Been wondering how much risky mortgages could cost bondholders? Mark Zandi, an economist at Moody's, set a price tag of $225 billion in losses, according to today's Wall Street Journal (subscription required). By his calculations, there are $2.45 trillion (yes that's trillions) in especially risky mortgages outstanding. He includes subprimes, interest-only loans and mortgages that exceed Fannie Mae lending limits of $417,000 in his figures. Bondholders would be hit hard by these losses because the value of the bonds they hold are based on the value of the mortgage securities and their underlying mortgages.
Problems continue to mount with subprime mortgages. In August subprime mortgages that were more than 60 days behind topped 20%, according to First American Loan Performance. That's up from 18.7% in July and 17.1% in June. Yesterday I wrote about how foreclosures are breaking all records and doubling in many parts of the country. The nationwide foreclosure rate is now one in every 196 households. Nevada is hit hardest with 1 in every 61 households facing foreclosure.
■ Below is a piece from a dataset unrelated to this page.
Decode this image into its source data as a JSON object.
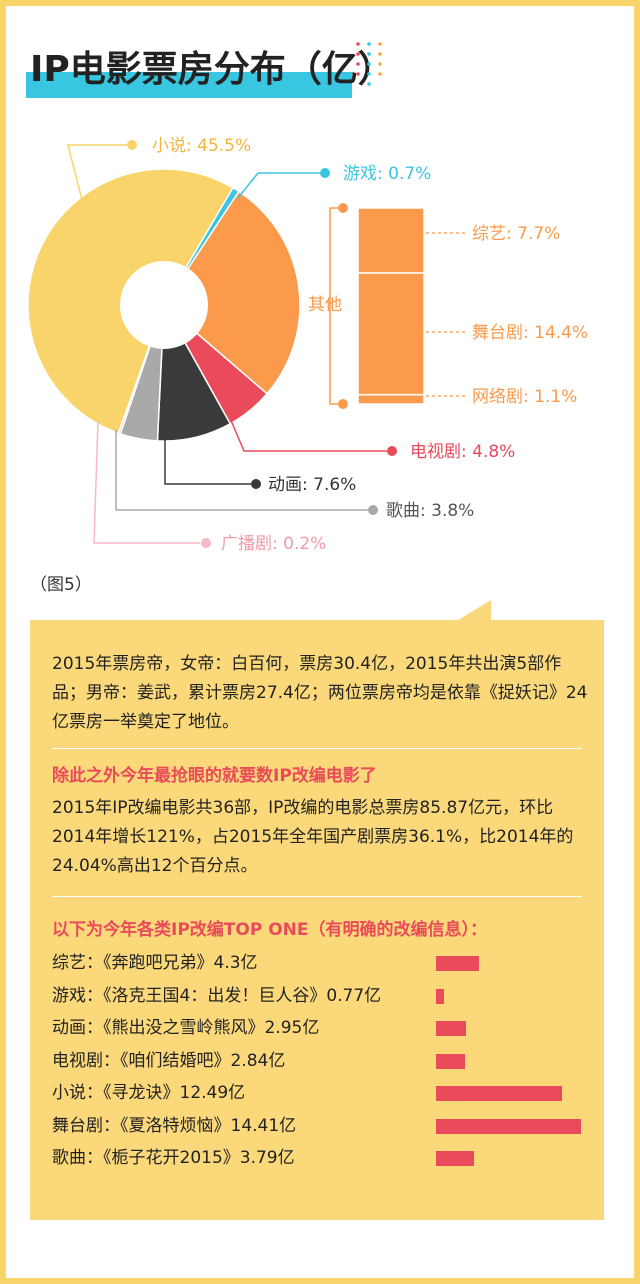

Many money market and mutual funds hold the bonds in question. If your fund holds mortgage-backed securities that are not guaranteed by the government (such as Fannie Mae or Freddie Mac), you could be taking on more risk than you planned to take. Money market funds have historically paid $1 for $1, but if the fund you hold does take loses you may get back less than your principal balance because your fund may not be insured by the FDIC. Be sure you understand the risks you are taking with your money market and mutual funds. It's only a matter of time before these mortgage write-downs impact your holdings.
Lita Epstein has written more than 20 books including "Pocket Idiot's Guide to Investing in Mutual Funds" and "The 250 Questions You Should Ask to Avoid Foreclosure."











Reader Comments (Page 1 of 1)
11-03-2007 @ 8:21AM
t said...
Correction. Fannie Mae and Freddie Mac are not guaranteed by the government.
11-03-2007 @ 8:27AM
Lita Epstein said...
While it's true Fannie Mae and Freddie Mac are privately-owned government-sponsored enterprises (GSEs) that were established by Congress, there is little doubt in the marketplace that the loans would be fully backed by the government if they failed. It's a complicated structure. If you want to learn more about the issue read this excellent article:
http://findarticles.com/p/articles/mi_m1272/is_n2638_v127/ai_20954300
Lita
11-03-2007 @ 12:39PM
william lindblad said...
Although there is still a great deal of uncertainty to the amount of money, both as a write down and a write off, the figure will be high. Figures seem to range from 100 billion to to 4 trillion. The Moody's report does offer one glimmer is intelligence as it points out that the major damage is suspected to be ABOVE the 417,000 HUD backed notes. This has been a problem all along in reporting as foreign news media are lumping all of the sub prime mess into these type of loans. However, the HUD and VA backed loans have been around for years and never caused much of a problem. Both have had high rates of default. In short, they may be the scape goat, but they are not the problem. At present, all emphasis is on the financial houses with little concern regarding the vortex that may be coming. I pose this question. If construction stops, lays off, housing equity continues to decline, living expenses continue to rise and the consumer becomes too hard pressed and stops spending for all but essentials - what happens?
11-03-2007 @ 12:59PM
Lita Epstein said...
William,
Unfortunately what you describe is the formula for a recession, which may be where we're headed if consumer spending does slow.
Lita
11-03-2007 @ 2:10PM
william lindblad said...
Unfortunately, I know that. This looks like the resolution trust on steroids.
11-03-2007 @ 4:55PM
william lindblad said...
A little "food for thought"
While there is only an estimate figure on the RTC, it was around 100 billion.
Factor in inflation and that equates to about 300 billion today.
The RTC had about a 60-70% recovery rate, therefore if the high side is used the
taxpayer picked up about 30 billion (about 90 bil. today)
90 x 10 = 900 billion
The x10 is derived from the amount of available units.
Anyone who travels in Fl. and was around with the RTC will have no problem.